Denzel Washington confronts political and corporate heavyweights in The Manchurian Candidate.

Denzel Washington confronts political and corporate heavyweights in The Manchurian Candidate.

DENZEL Washington has plenty of experience playing a noble man in dogged pursuit of the truth.

He may even be a little too comfortable with the role and slip into character too easily after so many similar parts, but he still plays it better than any other actor that springs to mind.

In the first Gulf War, a US patrol is ambushed by a large enemy force, but fights its way out and escapes thanks to the heroism of Sergeant Raymond Shaw (Schreiber), who is awarded the Medal of Honour for his actions.

More than a decade later, the unit commander at the time, Major Ben Marco (Washington), starts to believe that things had gone differently to what he and his men remember, and begins to look for answers. His investigations unveil a major corporation’s plot to gain control of the government.

The Manchurian Candidate is based on a similar pretence to the 1962 film of the same name and uses many of the same characters, but brings the concept into the modern era.

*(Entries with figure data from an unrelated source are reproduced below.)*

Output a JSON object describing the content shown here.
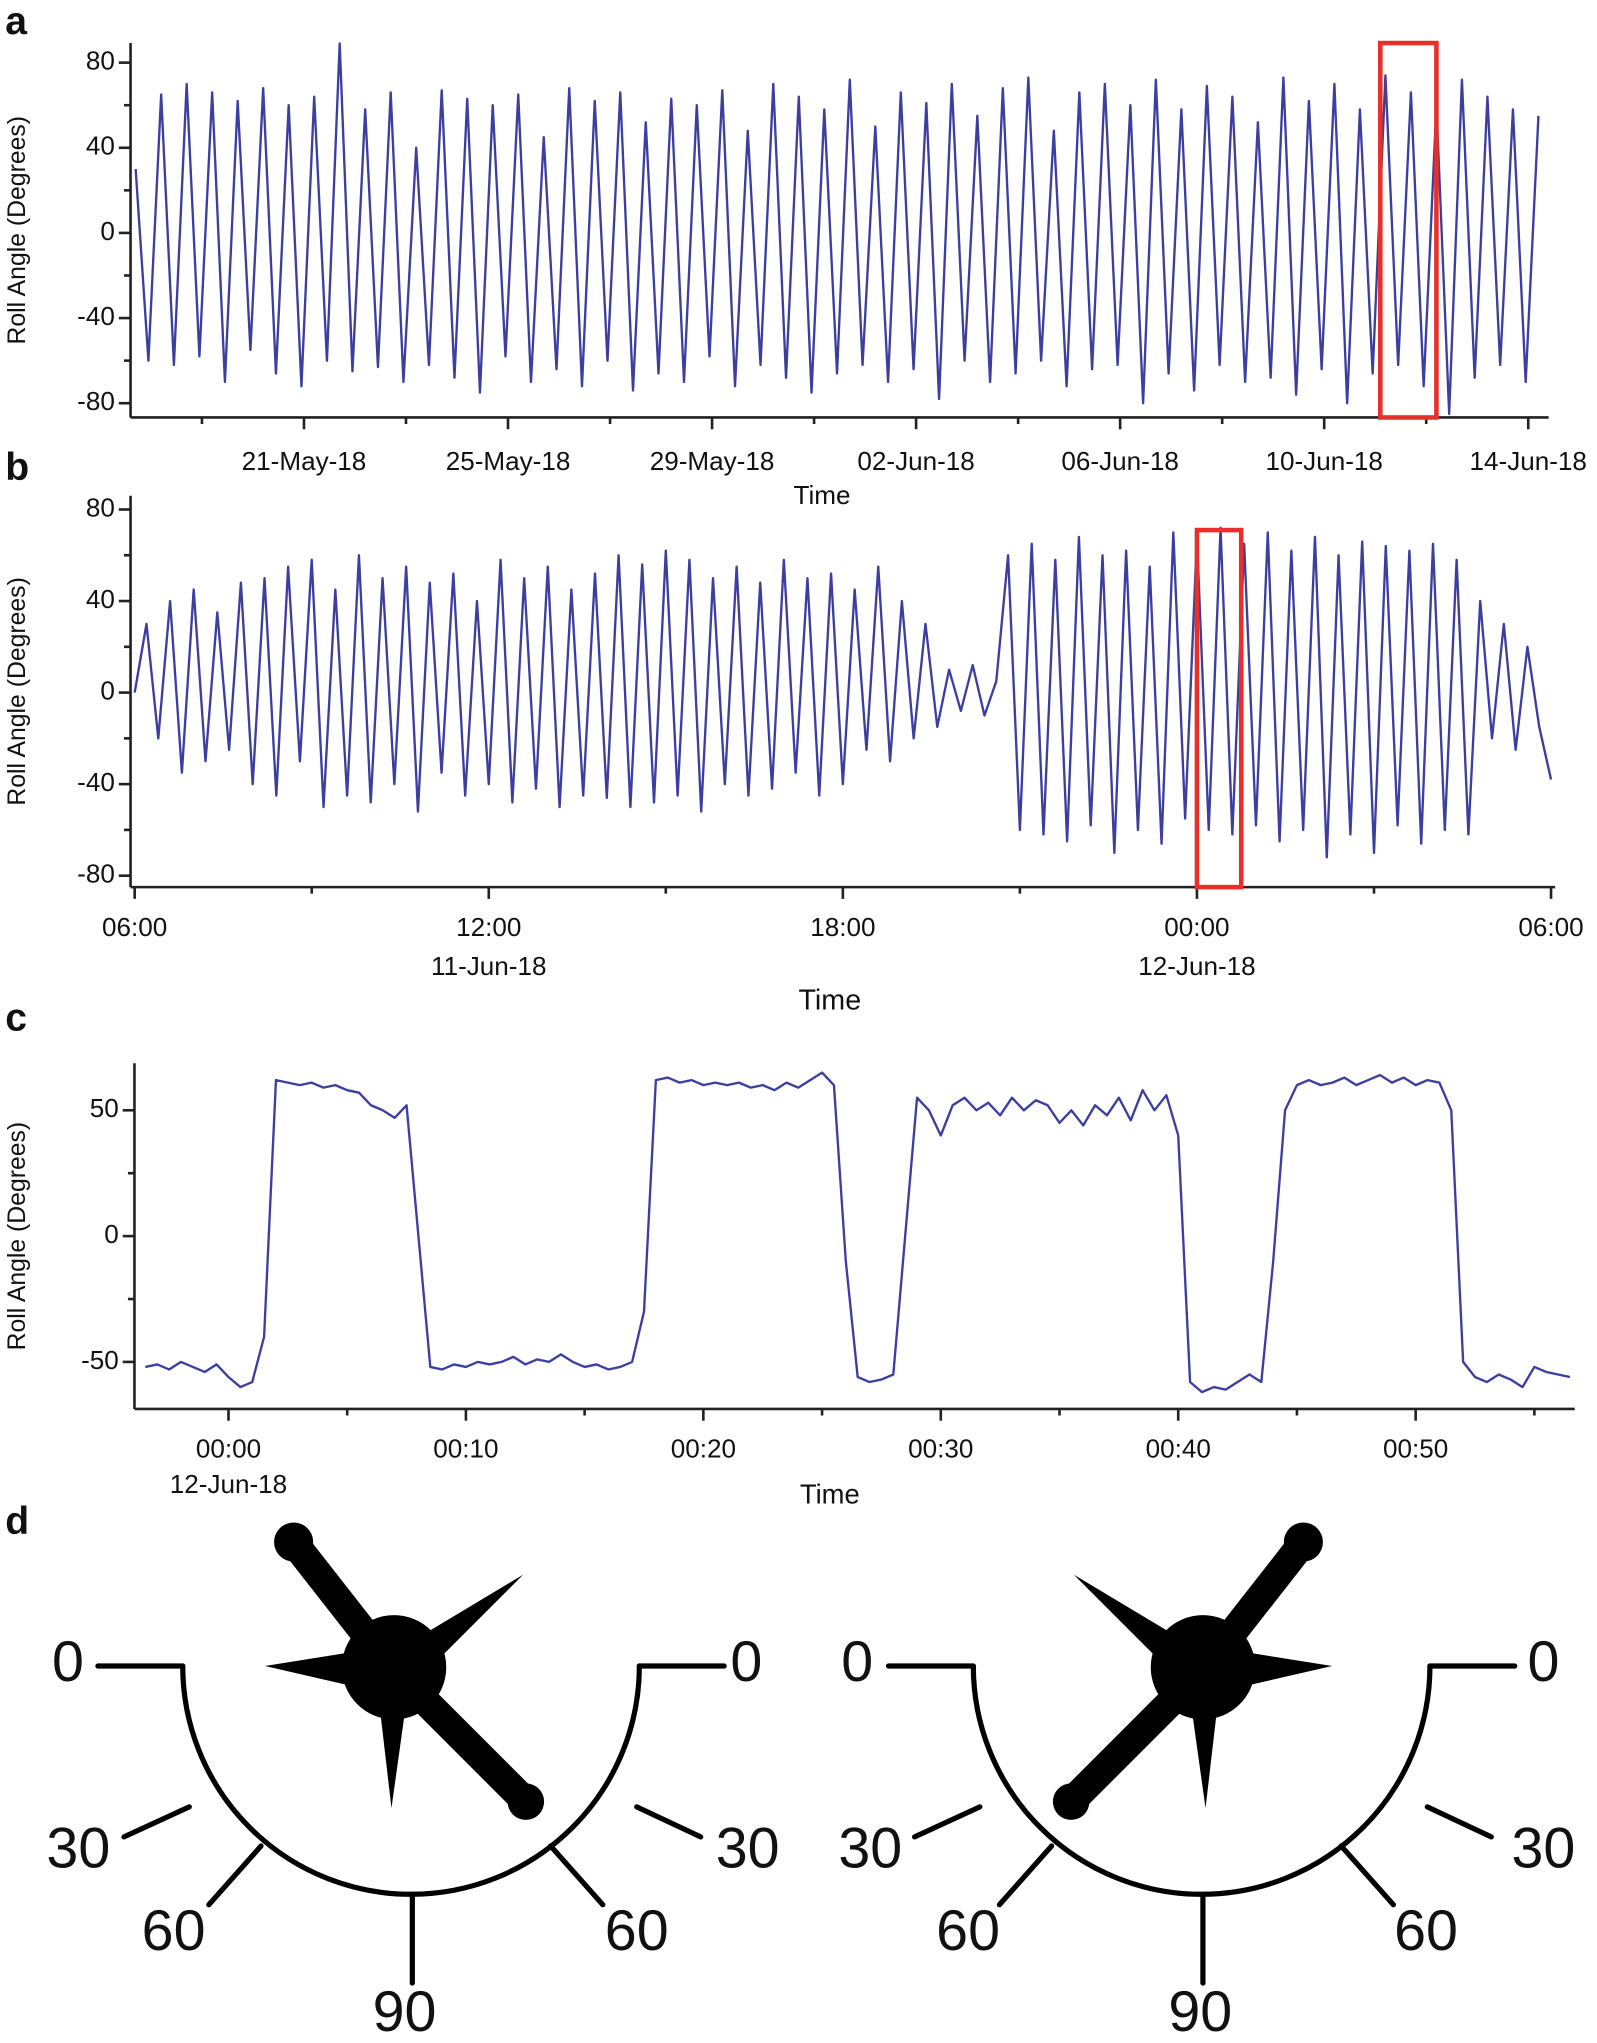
{
  "panel_labels": [
    "a",
    "b",
    "c",
    "d"
  ],
  "chart_data": [
    {
      "type": "line",
      "y_label": "Roll Angle (Degrees)",
      "x_label": "Time",
      "color": "#3c3ea0",
      "xlim": [
        17.6,
        45.4
      ],
      "ylim": [
        -86.7,
        89.2
      ],
      "xticks": [
        {
          "value": 21,
          "label": "21-May-18"
        },
        {
          "value": 25,
          "label": "25-May-18"
        },
        {
          "value": 29,
          "label": "29-May-18"
        },
        {
          "value": 33,
          "label": "02-Jun-18"
        },
        {
          "value": 37,
          "label": "06-Jun-18"
        },
        {
          "value": 41,
          "label": "10-Jun-18"
        },
        {
          "value": 45,
          "label": "14-Jun-18"
        }
      ],
      "xminorticks": [
        19,
        23,
        27,
        31,
        35,
        39,
        43
      ],
      "yticks": [
        -80,
        -40,
        0,
        40,
        80
      ],
      "yminorticks": [
        -60,
        -20,
        20,
        60
      ],
      "highlight": {
        "xlim": [
          42.1,
          43.2
        ],
        "color": "#e8302a"
      },
      "x": [
        17.7,
        17.95,
        18.2,
        18.45,
        18.7,
        18.95,
        19.2,
        19.45,
        19.7,
        19.95,
        20.2,
        20.45,
        20.7,
        20.95,
        21.2,
        21.45,
        21.7,
        21.95,
        22.2,
        22.45,
        22.7,
        22.95,
        23.2,
        23.45,
        23.7,
        23.95,
        24.2,
        24.45,
        24.7,
        24.95,
        25.2,
        25.45,
        25.7,
        25.95,
        26.2,
        26.45,
        26.7,
        26.95,
        27.2,
        27.45,
        27.7,
        27.95,
        28.2,
        28.45,
        28.7,
        28.95,
        29.2,
        29.45,
        29.7,
        29.95,
        30.2,
        30.45,
        30.7,
        30.95,
        31.2,
        31.45,
        31.7,
        31.95,
        32.2,
        32.45,
        32.7,
        32.95,
        33.2,
        33.45,
        33.7,
        33.95,
        34.2,
        34.45,
        34.7,
        34.95,
        35.2,
        35.45,
        35.7,
        35.95,
        36.2,
        36.45,
        36.7,
        36.95,
        37.2,
        37.45,
        37.7,
        37.95,
        38.2,
        38.45,
        38.7,
        38.95,
        39.2,
        39.45,
        39.7,
        39.95,
        40.2,
        40.45,
        40.7,
        40.95,
        41.2,
        41.45,
        41.7,
        41.95,
        42.2,
        42.45,
        42.7,
        42.95,
        43.2,
        43.45,
        43.7,
        43.95,
        44.2,
        44.45,
        44.7,
        44.95,
        45.2
      ],
      "values": [
        30,
        -60,
        65,
        -62,
        70,
        -58,
        66,
        -70,
        62,
        -55,
        68,
        -66,
        60,
        -72,
        64,
        -60,
        89,
        -65,
        58,
        -63,
        66,
        -70,
        40,
        -62,
        67,
        -68,
        63,
        -75,
        60,
        -58,
        65,
        -70,
        45,
        -64,
        68,
        -72,
        62,
        -60,
        66,
        -74,
        52,
        -66,
        63,
        -70,
        60,
        -58,
        67,
        -72,
        48,
        -62,
        70,
        -68,
        64,
        -75,
        58,
        -66,
        72,
        -62,
        50,
        -70,
        66,
        -64,
        61,
        -78,
        70,
        -60,
        55,
        -70,
        68,
        -66,
        73,
        -60,
        48,
        -72,
        66,
        -64,
        70,
        -62,
        60,
        -80,
        72,
        -66,
        58,
        -74,
        69,
        -62,
        64,
        -70,
        52,
        -68,
        73,
        -76,
        62,
        -64,
        70,
        -80,
        58,
        -66,
        74,
        -62,
        66,
        -72,
        60,
        -85,
        72,
        -68,
        64,
        -62,
        58,
        -70,
        55
      ]
    },
    {
      "type": "line",
      "y_label": "Roll Angle (Degrees)",
      "x_label": "Time",
      "color": "#3c3ea0",
      "xlim": [
        5.93,
        30.07
      ],
      "ylim": [
        -85,
        86
      ],
      "xticks": [
        {
          "value": 6,
          "label": "06:00"
        },
        {
          "value": 12,
          "label": "12:00"
        },
        {
          "value": 18,
          "label": "18:00"
        },
        {
          "value": 24,
          "label": "00:00"
        },
        {
          "value": 30,
          "label": "06:00"
        }
      ],
      "date_labels": [
        {
          "value": 12,
          "label": "11-Jun-18"
        },
        {
          "value": 24,
          "label": "12-Jun-18"
        }
      ],
      "xminorticks": [
        9,
        15,
        21,
        27
      ],
      "yticks": [
        -80,
        -40,
        0,
        40,
        80
      ],
      "yminorticks": [
        -60,
        -20,
        20,
        60
      ],
      "highlight": {
        "xlim": [
          24.0,
          24.75
        ],
        "ylim": [
          -85,
          71
        ],
        "color": "#e8302a"
      },
      "x": [
        6,
        6.2,
        6.4,
        6.6,
        6.8,
        7,
        7.2,
        7.4,
        7.6,
        7.8,
        8,
        8.2,
        8.4,
        8.6,
        8.8,
        9,
        9.2,
        9.4,
        9.6,
        9.8,
        10,
        10.2,
        10.4,
        10.6,
        10.8,
        11,
        11.2,
        11.4,
        11.6,
        11.8,
        12,
        12.2,
        12.4,
        12.6,
        12.8,
        13,
        13.2,
        13.4,
        13.6,
        13.8,
        14,
        14.2,
        14.4,
        14.6,
        14.8,
        15,
        15.2,
        15.4,
        15.6,
        15.8,
        16,
        16.2,
        16.4,
        16.6,
        16.8,
        17,
        17.2,
        17.4,
        17.6,
        17.8,
        18,
        18.2,
        18.4,
        18.6,
        18.8,
        19,
        19.2,
        19.4,
        19.6,
        19.8,
        20,
        20.2,
        20.4,
        20.6,
        20.8,
        21,
        21.2,
        21.4,
        21.6,
        21.8,
        22,
        22.2,
        22.4,
        22.6,
        22.8,
        23,
        23.2,
        23.4,
        23.6,
        23.8,
        24,
        24.2,
        24.4,
        24.6,
        24.8,
        25,
        25.2,
        25.4,
        25.6,
        25.8,
        26,
        26.2,
        26.4,
        26.6,
        26.8,
        27,
        27.2,
        27.4,
        27.6,
        27.8,
        28,
        28.2,
        28.4,
        28.6,
        28.8,
        29,
        29.2,
        29.4,
        29.6,
        29.8,
        30
      ],
      "values": [
        0,
        30,
        -20,
        40,
        -35,
        45,
        -30,
        35,
        -25,
        48,
        -40,
        50,
        -45,
        55,
        -30,
        58,
        -50,
        45,
        -45,
        60,
        -48,
        50,
        -40,
        55,
        -52,
        48,
        -35,
        52,
        -45,
        40,
        -40,
        58,
        -48,
        50,
        -42,
        55,
        -50,
        45,
        -45,
        52,
        -46,
        60,
        -50,
        56,
        -48,
        62,
        -45,
        58,
        -52,
        50,
        -40,
        55,
        -45,
        48,
        -42,
        58,
        -35,
        50,
        -45,
        52,
        -40,
        45,
        -25,
        55,
        -30,
        40,
        -20,
        30,
        -15,
        10,
        -8,
        12,
        -10,
        5,
        60,
        -60,
        65,
        -62,
        58,
        -65,
        68,
        -58,
        60,
        -70,
        62,
        -60,
        55,
        -66,
        70,
        -55,
        68,
        -60,
        72,
        -62,
        65,
        -58,
        70,
        -65,
        62,
        -60,
        68,
        -72,
        60,
        -62,
        66,
        -70,
        64,
        -58,
        62,
        -66,
        65,
        -60,
        58,
        -62,
        40,
        -20,
        30,
        -25,
        20,
        -15,
        -38
      ]
    },
    {
      "type": "line",
      "y_label": "Roll Angle (Degrees)",
      "x_label": "Time",
      "color": "#3c3ea0",
      "xlim": [
        -3.96,
        56.7
      ],
      "ylim": [
        -68.7,
        68.7
      ],
      "xticks": [
        {
          "value": 0,
          "label": "00:00"
        },
        {
          "value": 10,
          "label": "00:10"
        },
        {
          "value": 20,
          "label": "00:20"
        },
        {
          "value": 30,
          "label": "00:30"
        },
        {
          "value": 40,
          "label": "00:40"
        },
        {
          "value": 50,
          "label": "00:50"
        }
      ],
      "date_labels": [
        {
          "value": 0,
          "label": "12-Jun-18"
        }
      ],
      "xminorticks": [
        5,
        15,
        25,
        35,
        45,
        55
      ],
      "yticks": [
        -50,
        0,
        50
      ],
      "yminorticks": [
        -25,
        25
      ],
      "x": [
        -3.5,
        -3,
        -2.5,
        -2,
        -1.5,
        -1,
        -0.5,
        0,
        0.5,
        1,
        1.5,
        2,
        2.5,
        3,
        3.5,
        4,
        4.5,
        5,
        5.5,
        6,
        6.5,
        7,
        7.5,
        8,
        8.5,
        9,
        9.5,
        10,
        10.5,
        11,
        11.5,
        12,
        12.5,
        13,
        13.5,
        14,
        14.5,
        15,
        15.5,
        16,
        16.5,
        17,
        17.5,
        18,
        18.5,
        19,
        19.5,
        20,
        20.5,
        21,
        21.5,
        22,
        22.5,
        23,
        23.5,
        24,
        24.5,
        25,
        25.5,
        26,
        26.5,
        27,
        27.5,
        28,
        28.5,
        29,
        29.5,
        30,
        30.5,
        31,
        31.5,
        32,
        32.5,
        33,
        33.5,
        34,
        34.5,
        35,
        35.5,
        36,
        36.5,
        37,
        37.5,
        38,
        38.5,
        39,
        39.5,
        40,
        40.5,
        41,
        41.5,
        42,
        42.5,
        43,
        43.5,
        44,
        44.5,
        45,
        45.5,
        46,
        46.5,
        47,
        47.5,
        48,
        48.5,
        49,
        49.5,
        50,
        50.5,
        51,
        51.5,
        52,
        52.5,
        53,
        53.5,
        54,
        54.5,
        55,
        55.5,
        56,
        56.5
      ],
      "values": [
        -52,
        -51,
        -53,
        -50,
        -52,
        -54,
        -51,
        -56,
        -60,
        -58,
        -40,
        62,
        61,
        60,
        61,
        59,
        60,
        58,
        57,
        52,
        50,
        47,
        52,
        0,
        -52,
        -53,
        -51,
        -52,
        -50,
        -51,
        -50,
        -48,
        -51,
        -49,
        -50,
        -47,
        -50,
        -52,
        -51,
        -53,
        -52,
        -50,
        -30,
        62,
        63,
        61,
        62,
        60,
        61,
        60,
        61,
        59,
        60,
        58,
        61,
        59,
        62,
        65,
        60,
        -10,
        -56,
        -58,
        -57,
        -55,
        0,
        55,
        50,
        40,
        52,
        55,
        50,
        53,
        48,
        55,
        50,
        54,
        52,
        45,
        50,
        44,
        52,
        48,
        55,
        46,
        58,
        50,
        56,
        40,
        -58,
        -62,
        -60,
        -61,
        -58,
        -55,
        -58,
        -10,
        50,
        60,
        62,
        60,
        61,
        63,
        60,
        62,
        64,
        61,
        63,
        60,
        62,
        61,
        50,
        -50,
        -56,
        -58,
        -55,
        -57,
        -60,
        -52,
        -54,
        -55,
        -56
      ]
    }
  ],
  "dials": [
    {
      "labels": [
        "0",
        "0",
        "30",
        "30",
        "60",
        "60",
        "90"
      ]
    },
    {
      "labels": [
        "0",
        "0",
        "30",
        "30",
        "60",
        "60",
        "90"
      ]
    }
  ]
}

It’s based on the Gulf War instead of the Korean War, terrorist fears instead of Communist fears and microchip implants instead of hypnotism.

In some ways, this film is at its most meaningful when compared to the original, in terms of the political context on both occasions. There are also a few modern-day issues such as Gulf War syndrome, which is given a brief mention but doesn’t really feature as much as it could.

Unfortunately, even 42 years after the original and despite all sorts of technological advances, the brainwashing concept still feels a little too Twilight Zone.

Director Jonathan Demme uses some similar techniques as those that made his 1991 film The Silence of the Lambs such an eerie experience, but the comic-like plot stops the potential effect from taking hold.

Washington and Schreiber are brilliant in their roles, as is Meryl Streep as Raymond’s domineering mother, but Demme would have been wiser to bring them all together on an original project, perhaps focussing on the aforementioned Gulf War syndrome, rather than mad scientists and brain probes.